Coastal Point • SUBMITTED Signature Alert entrepreneur Jim Barnes stands with his company vehicle. Signature Alert provides alarm systems, montoring services and routine house checks for those with vacation homes in the area.
But that was five years ago. Since then, Barnes and his wife have had two kids — 5- and 3-year-old boys. They’ve moved to Ocean View and traded in his six-figure corporate salary for family time, the beach and an all-around better “quality of life,” he said.
And after taking off two years, sitting on money made in the fast-paced, lucrative D.C. business world, Barnes has returned to business. In January of this year, working out of his home, Barnes opened a local branch of the nationally franchised home security company Signature Alert.
“I wanted control of my own destiny,” Barnes said. “I love the security we provide. I love keeping people safe.”

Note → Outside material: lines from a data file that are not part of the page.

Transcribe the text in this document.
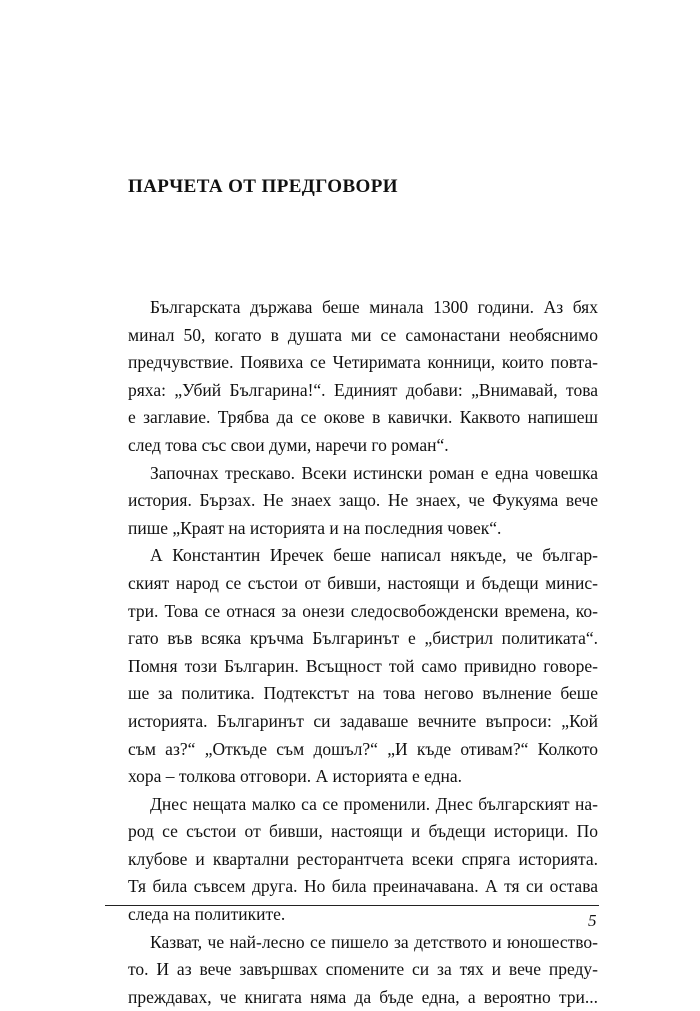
ПАРЧЕТА ОТ ПРЕДГОВОРИ
Българската държава беше минала 1300 години. Аз бях
минал 50, когато в душата ми се самонастани необяснимо
предчувствие. Появиха се Четиримата конници, които повта-
ряха: „Убий Българина!“. Единият добави: „Внимавай, това
е заглавие. Трябва да се окове в кавички. Каквото напишеш
след това със свои думи, наречи го роман“.
Започнах трескаво. Всеки истински роман е една човешка
история. Бързах. Не знаех защо. Не знаех, че Фукуяма вече
пише „Краят на историята и на последния човек“.
А Константин Иречек беше написал някъде, че българ-
ският народ се състои от бивши, настоящи и бъдещи минис-
три. Това се отнася за онези следосвобожденски времена, ко-
гато във всяка кръчма Българинът е „бистрил политиката“.
Помня този Българин. Всъщност той само привидно говоре-
ше за политика. Подтекстът на това негово вълнение беше
историята. Българинът си задаваше вечните въпроси: „Кой
съм аз?“ „Откъде съм дошъл?“ „И къде отивам?“ Колкото
хора – толкова отговори. А историята е една.
Днес нещата малко са се променили. Днес българският на-
род се състои от бивши, настоящи и бъдещи историци. По
клубове и квартални ресторантчета всеки спряга историята.
Тя била съвсем друга. Но била преиначавана. А тя си остава
следа на политиките.
Казват, че най-лесно се пишело за детството и юношество-
то. И аз вече завършвах спомените си за тях и вече преду-
преждавах, че книгата няма да бъде една, а вероятно три...
5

Barnes said that his business combines the best of both worlds: the local business with a national backing. But he has tweaked his Ocean View business to make it unique. Barnes not only offers a security system — with alarms and whistles he compared to a car alarm that could still be blaring as the thief drives away in it — but adds home monitoring as well.
After purchasing the initial security system, Barnes’ Signature Alert customers have the choice of adding a monitoring package for as little as $21.95 to as much as $49.95 a month. For the latter, Barnes will take monthly trips to the home, inspect it and make sure everything is running smoothly — an invaluable resource in this, a land of second homes.

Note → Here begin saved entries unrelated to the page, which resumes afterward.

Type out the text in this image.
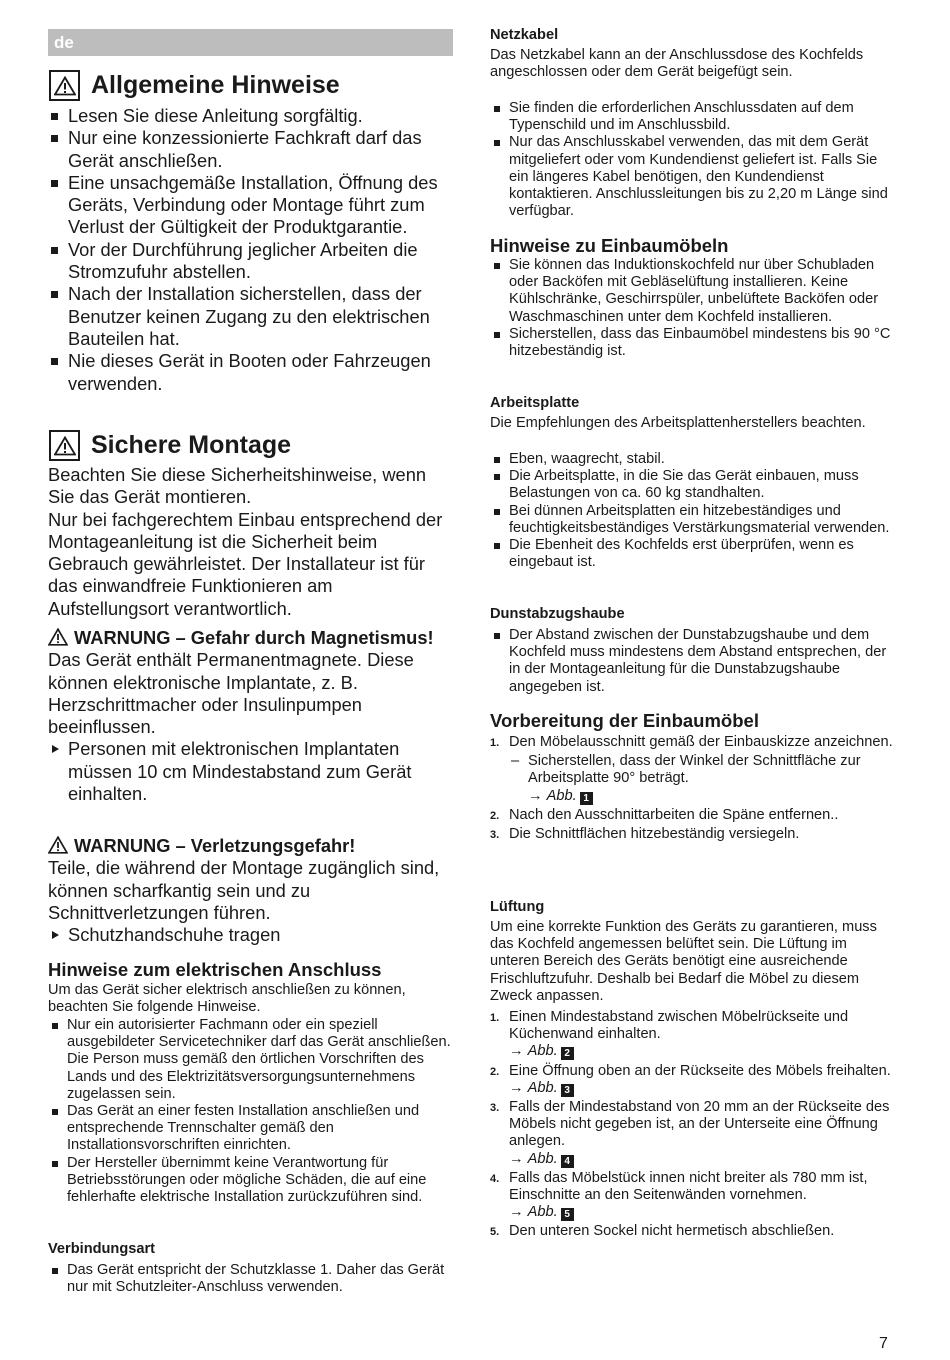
de
Allgemeine Hinweise
Lesen Sie diese Anleitung sorgfältig.
Nur eine konzessionierte Fachkraft darf das Gerät anschließen.
Eine unsachgemäße Installation, Öffnung des Geräts, Verbindung oder Montage führt zum Verlust der Gültigkeit der Produktgarantie.
Vor der Durchführung jeglicher Arbeiten die Stromzufuhr abstellen.
Nach der Installation sicherstellen, dass der Benutzer keinen Zugang zu den elektrischen Bauteilen hat.
Nie dieses Gerät in Booten oder Fahrzeugen verwenden.
Sichere Montage

Beachten Sie diese Sicherheitshinweise, wenn Sie das Gerät montieren.

Nur bei fachgerechtem Einbau entsprechend der Montageanleitung ist die Sicherheit beim Gebrauch gewährleistet. Der Installateur ist für das einwandfreie Funktionieren am Aufstellungsort verantwortlich.

WARNUNG – Gefahr durch Magnetismus!

Das Gerät enthält Permanentmagnete. Diese können elektronische Implantate, z. B. Herzschrittmacher oder Insulinpumpen beeinflussen.

Personen mit elektronischen Implantaten müssen 10 cm Mindestabstand zum Gerät einhalten.

WARNUNG – Verletzungsgefahr!

Teile, die während der Montage zugänglich sind, können scharfkantig sein und zu Schnittverletzungen führen.

Schutzhandschuhe tragen

Hinweise zum elektrischen Anschluss

Um das Gerät sicher elektrisch anschließen zu können, beachten Sie folgende Hinweise.

Nur ein autorisierter Fachmann oder ein speziell ausgebildeter Servicetechniker darf das Gerät anschließen. Die Person muss gemäß den örtlichen Vorschriften des Lands und des Elektrizitätsversorgungsunternehmens zugelassen sein.
Das Gerät an einer festen Installation anschließen und entsprechende Trennschalter gemäß den Installationsvorschriften einrichten.
Der Hersteller übernimmt keine Verantwortung für Betriebsstörungen oder mögliche Schäden, die auf eine fehlerhafte elektrische Installation zurückzuführen sind.
Verbindungsart
Das Gerät entspricht der Schutzklasse 1. Daher das Gerät nur mit Schutzleiter-Anschluss verwenden.
Netzkabel

Das Netzkabel kann an der Anschlussdose des Kochfelds angeschlossen oder dem Gerät beigefügt sein.

Sie finden die erforderlichen Anschlussdaten auf dem Typenschild und im Anschlussbild.
Nur das Anschlusskabel verwenden, das mit dem Gerät mitgeliefert oder vom Kundendienst geliefert ist. Falls Sie ein längeres Kabel benötigen, den Kundendienst kontaktieren. Anschlussleitungen bis zu 2,20 m Länge sind verfügbar.
Hinweise zu Einbaumöbeln
Sie können das Induktionskochfeld nur über Schubladen oder Backöfen mit Gebläselüftung installieren. Keine Kühlschränke, Geschirrspüler, unbelüftete Backöfen oder Waschmaschinen unter dem Kochfeld installieren.
Sicherstellen, dass das Einbaumöbel mindestens bis 90 °C hitzebeständig ist.
Arbeitsplatte

Die Empfehlungen des Arbeitsplattenherstellers beachten.

Eben, waagrecht, stabil.
Die Arbeitsplatte, in die Sie das Gerät einbauen, muss Belastungen von ca. 60 kg standhalten.
Bei dünnen Arbeitsplatten ein hitzebeständiges und feuchtigkeitsbeständiges Verstärkungsmaterial verwenden.
Die Ebenheit des Kochfelds erst überprüfen, wenn es eingebaut ist.
Dunstabzugshaube
Der Abstand zwischen der Dunstabzugshaube und dem Kochfeld muss mindestens dem Abstand entsprechen, der in der Montageanleitung für die Dunstabzugshaube angegeben ist.
Vorbereitung der Einbaumöbel
1. Den Möbelausschnitt gemäß der Einbauskizze anzeichnen.
– Sicherstellen, dass der Winkel der Schnittfläche zur Arbeitsplatte 90° beträgt.
→ Abb. 1
2. Nach den Ausschnittarbeiten die Späne entfernen..
3. Die Schnittflächen hitzebeständig versiegeln.
Lüftung

Um eine korrekte Funktion des Geräts zu garantieren, muss das Kochfeld angemessen belüftet sein. Die Lüftung im unteren Bereich des Geräts benötigt eine ausreichende Frischluftzufuhr. Deshalb bei Bedarf die Möbel zu diesem Zweck anpassen.

1. Einen Mindestabstand zwischen Möbelrückseite und Küchenwand einhalten.
→ Abb. 2
2. Eine Öffnung oben an der Rückseite des Möbels freihalten.
→ Abb. 3
3. Falls der Mindestabstand von 20 mm an der Rückseite des Möbels nicht gegeben ist, an der Unterseite eine Öffnung anlegen.
→ Abb. 4
4. Falls das Möbelstück innen nicht breiter als 780 mm ist, Einschnitte an den Seitenwänden vornehmen.
→ Abb. 5
5. Den unteren Sockel nicht hermetisch abschließen.
7
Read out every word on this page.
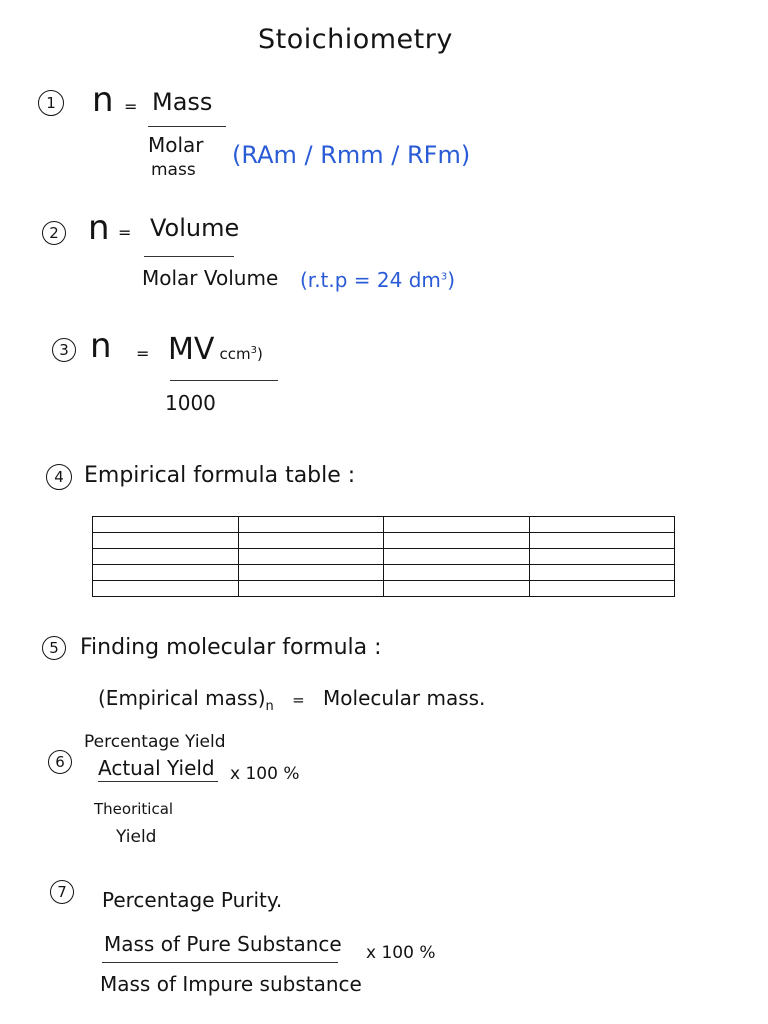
Stoichiometry
1 n = Mass
Molar
mass
(RAm / Rmm / RFm)
2 n = Volume
Molar Volume (r.t.p = 24 $dm^3$)
3 n = MV ccm$^3$)
1000
4 Empirical formula table :

5 Finding molecular formula :
(Empirical $mass)_n$ = Molecular mass.
Percentage Yield
6 Actual Yield x 100 %
Theoritical
Yield
7 Percentage Purity.
Mass of Pure Substance x 100 %
Mass of Impure substance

Recently, one of Barnes’ 30 customers called him, asking him to make a check on his second home in Seaford. All the customer knew was that water in the Wal-Mart parking lot was climbing up the side of cars parked in its lot. And his home was located less than a mile away.

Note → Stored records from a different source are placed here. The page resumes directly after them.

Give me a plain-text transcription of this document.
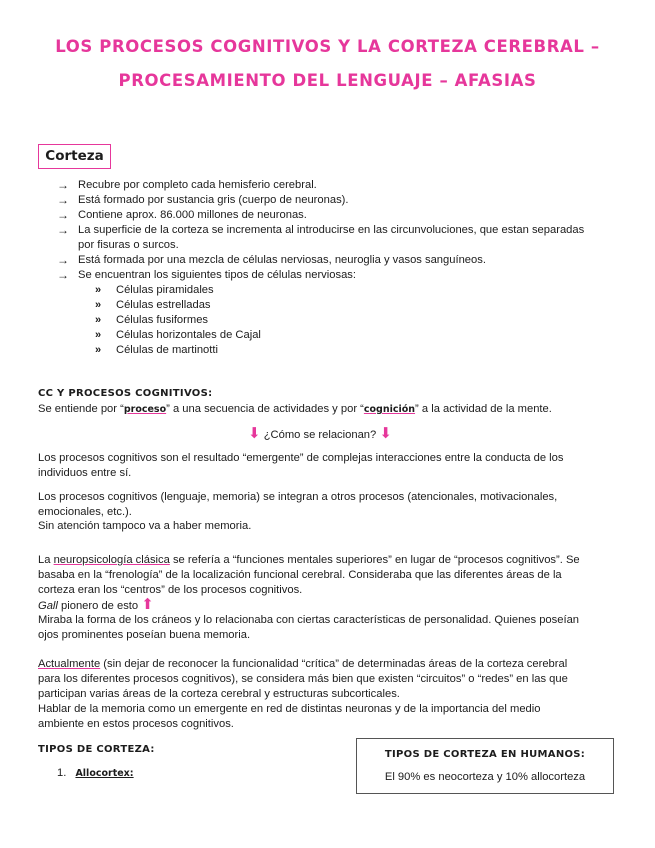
LOS PROCESOS COGNITIVOS Y LA CORTEZA CEREBRAL –
PROCESAMIENTO DEL LENGUAJE – AFASIAS
Corteza
→ Recubre por completo cada hemisferio cerebral.
→ Está formado por sustancia gris (cuerpo de neuronas).
→ Contiene aprox. 86.000 millones de neuronas.
→ La superficie de la corteza se incrementa al introducirse en las circunvoluciones, que estan separadas
por fisuras o surcos.
→ Está formada por una mezcla de células nerviosas, neuroglia y vasos sanguíneos.
→ Se encuentran los siguientes tipos de células nerviosas:
» Células piramidales
» Células estrelladas
» Células fusiformes
» Células horizontales de Cajal
» Células de martinotti
CC Y PROCESOS COGNITIVOS:
Se entiende por “proceso” a una secuencia de actividades y por “cognición” a la actividad de la mente.
⬇ ¿Cómo se relacionan? ⬇
Los procesos cognitivos son el resultado “emergente” de complejas interacciones entre la conducta de los
individuos entre sí.
Los procesos cognitivos (lenguaje, memoria) se integran a otros procesos (atencionales, motivacionales,
emocionales, etc.).
Sin atención tampoco va a haber memoria.
La neuropsicología clásica se refería a “funciones mentales superiores” en lugar de “procesos cognitivos”. Se
basaba en la “frenología” de la localización funcional cerebral. Consideraba que las diferentes áreas de la
corteza eran los “centros” de los procesos cognitivos.
Gall pionero de esto ⬆
Miraba la forma de los cráneos y lo relacionaba con ciertas características de personalidad. Quienes poseían
ojos prominentes poseían buena memoria.
Actualmente (sin dejar de reconocer la funcionalidad “crítica” de determinadas áreas de la corteza cerebral
para los diferentes procesos cognitivos), se considera más bien que existen “circuitos” o “redes” en las que
participan varias áreas de la corteza cerebral y estructuras subcorticales.
Hablar de la memoria como un emergente en red de distintas neuronas y de la importancia del medio
ambiente en estos procesos cognitivos.
TIPOS DE CORTEZA:
1. Allocortex:
TIPOS DE CORTEZA EN HUMANOS:
El 90% es neocorteza y 10% allocorteza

A 30-minute trip, routine check and a phone call later, the customer was relieved to learn that a knocked down tree that did not affect the house was the worst of the damage on his property.
And the 30-minute trips — which are likely nothing compared to routine plane flights across the country – are just one monitoring service the business provides.
Each time an alarm is sounded in a Signature Alert-protected home, the monitoring center receives a notice; Barnes receives a call and checks the problem. Customers can check their alarm history on the Internet to verify the monthly checks and, for an additional $10 per month, a two-way intercom can be affixed to the system so the customer can directly reach the monitoring station. And, still, those are just some of the monitoring options.
Unfortunately, Barnes said, with other national security giants looming, his security company with a “service” has not yet reached its fullest potential.
“The hardest thing right now is to get people to know who I am,” Barnes said, adding when “they’re thinking about getting a new system, call me.”
Barnes’ young entrepreneurship is, obviously, still in its earliest, growing stages. But while it grows, things aren’t so bad, he said. Instead of traveling, he now watches T-ball games. And, working out of his home, he spends as much time as possible with his wife and his two boys. And early this week, he entertained a group of family members by taking that long, arduous, five-minute drive to the beach.
This certainly isn’t Washington, D.C., or Chicago or Los Angeles or New York … anymore.
“It’s a drastic change,” Barnes said. Sometimes, like earlier this week, sitting on his screened back porch, he even asks himself, “What did I do, leaving a six-figure salary?” But then he quickly answered. “I traded money for quality of life.”